A new hope for the treatment of more aggressive breast cancers arises from the research of a group of researchers of theEuropean Institute of Oncology (IEO) coordinated by Salvatore Pece, Full Professor of General Pathology at the State University of Milan and Director of the IEO “Hormone-Dependent Tumors and Stem Cell Pathology” Laboratory. 

The results of the study, supported by AIRC Foundation for cancer research, were recently published in the journal Nature Communications.

Treats aggressive breast tumors: the Italian study

The research group has discovered an unprecedented molecular mechanism, based on the action of the CDK12 protein, which, if activated, alters the metabolism of cancer cells, promotes uncontrolled growth and progression towards metastatic disease. 

"This is a new strategy to fight cancer by attacking its particular metabolism," he explained Maria Grazia Filippone, researcher supported by Umberto Veronesi Foundation - This interferes with the ability of tumor cells with high CDK12 expression to exaggerate glucose to feed the metabolic pathway of the folate cycle. This in turn provides the necessary constituents for DNA replication, supporting cell replication and metastatic spread ”.

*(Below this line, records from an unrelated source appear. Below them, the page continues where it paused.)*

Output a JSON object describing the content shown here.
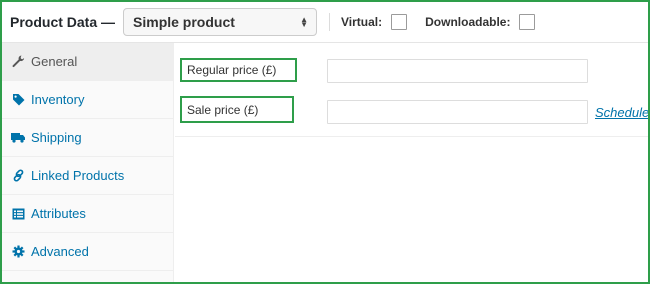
{
  "header": {
    "title": "Product Data —",
    "product_type": "Simple product",
    "virtual_label": "Virtual:",
    "downloadable_label": "Downloadable:"
  },
  "sidebar": {
    "items": [
      {
        "label": "General",
        "icon": "wrench-icon",
        "active": true
      },
      {
        "label": "Inventory",
        "icon": "tag-icon",
        "active": false
      },
      {
        "label": "Shipping",
        "icon": "truck-icon",
        "active": false
      },
      {
        "label": "Linked Products",
        "icon": "link-icon",
        "active": false
      },
      {
        "label": "Attributes",
        "icon": "list-icon",
        "active": false
      },
      {
        "label": "Advanced",
        "icon": "gear-icon",
        "active": false
      }
    ]
  },
  "general": {
    "regular_price_label": "Regular price (£)",
    "regular_price_value": "",
    "sale_price_label": "Sale price (£)",
    "sale_price_value": "",
    "schedule_link": "Schedule"
  },
  "colors": {
    "accent": "#0073aa",
    "highlight_border": "#2e9e4a",
    "text": "#23282d"
  }
}
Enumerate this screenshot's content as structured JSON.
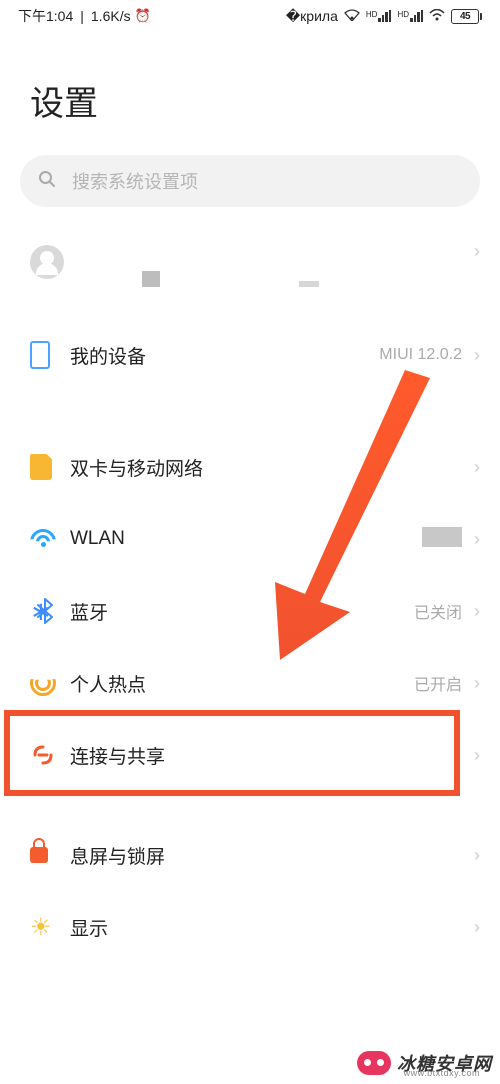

At the origin of the whole process is the CDK12 protein, which, if expressed in an exaggerated way - as occurs in more than 20% of all human breast cancers - causes the cascade of events that make the tumor aggressive, resistant to conventional chemotherapies. and at risk of metastasis. 

"The presence of CDK12 at elevated levels on the one hand is the driving force of the disease, but on the other - underlined Professor Salvatore Pece - becomes a tumor biomarker and a point of vulnerability. Thanks to this biomarker it is in fact possible to identify tumors to be targeted with anti-metabolic drugs, thus depriving the tumor cells of the energy necessary for their multiplication and essentially forcing them to starve ”.

Prof. Salvatore Pece

Advances in scientific research

"It has been known for about a century that cancer cells have a different metabolism than healthy ones," said Salvatore Pece.

However, oncologists' enthusiasm for these drugs has progressively diminished due to the lack of markers to accurately identify patients who can selectively and effectively benefit from these therapies. 

“In our studies - explained Pece - we integrated the data obtained in experiments with laboratory animals with the retrospective analyzes of various clinical cohorts of patients with breast cancer. The results solve the problem as they clearly indicate that high levels of CDK12 constitute a biomarker that can be used to select patients to be treated with anti-metabolic therapy using a drug, methotrexate, already available in the breast cancer clinic ".

From research to clinical application

The team of researchers, coordinated by Salvatore Pece, went beyond the discovery.

Scientists have shown, also at a clinical level, that tumors with high levels of this protein are particularly sensitive to anti-metabolic therapies based on methotrexate.

This extraordinary result "represents one of those rare moments of research in which, after many years of study, it is possible to move from basic research to concrete application in the clinical setting", underlined Professor Pece.

If the results of clinical studies on patients with high levels of CDK12 who have not responded to other types of chemotherapies confirm the findings of the Italian research, it will be possible to provide these patients with a therapeutic perspective with protocols that include the use of antimetabolic drugs such as methotrexate. 

“This study is a source of great satisfaction for us - concluded the Professor Salvatore Pece - not only for its scientific value but also for its clinical results. IS in fact, one of those rare moments of research in which, after many years of study, it is possible to pass from basic research to concrete application in the clinical setting. In fact, we have both drugs already immediately available for the treatment of patients, and a new marker of tumor aggression and metastatic risk which is, at the same time, a new target for targeted therapy ".